Drawing on his own involvement with Palestine in a conversation with Paul Holdengräber, Barenboim will examine the transformative power of music in the world, from his own performances of Wagner in Israel, his friendship with Edward Said, to the creation of the internationally acclaimed West-Eastern Divan Orchestra, which continues to bring together young musicians from Egypt, Syria, Lebanon, Jordan, Tunisia, and Israel to make music. Barenboim describes first-hand how music offers us a way to explore differences and at times resolve some of the most seemingly intractable issues of our times.

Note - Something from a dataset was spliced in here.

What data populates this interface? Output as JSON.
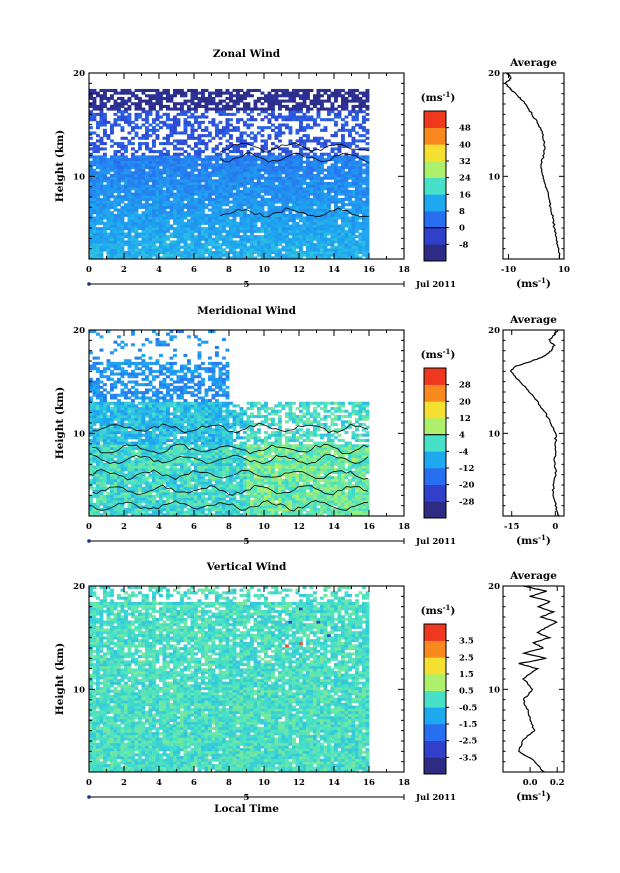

photo of Daniel Barenboim by Sheila Rock

About Daniel Barenboim

Daniel Barenboim is one of the most prominent musicians of the late twentieth and early twenty-first centuries, as both pianist and conductor. After 15 years conducting the Chicago Symphony Orchestra, he is now principal guest conductor of the La Scala opera house in Milan, Italy. He has received numerous Grammy awards, and is the author of A Life in Music, and, co-authored with Edward Said, Parallels and Paradoxes. He was a UN Ambassador for Peace and has received many awards including the Goethe Medal, the Royal Philharmonic Society Gold Medal, the Praemium Imperiale, and the Wolf Prize in Arts.



 

Paul Holdengräber

Paul Holdengräber is the Director of Public Programs known as "LIVE from the NYPL" for The Research Libraries of The New York Public Library.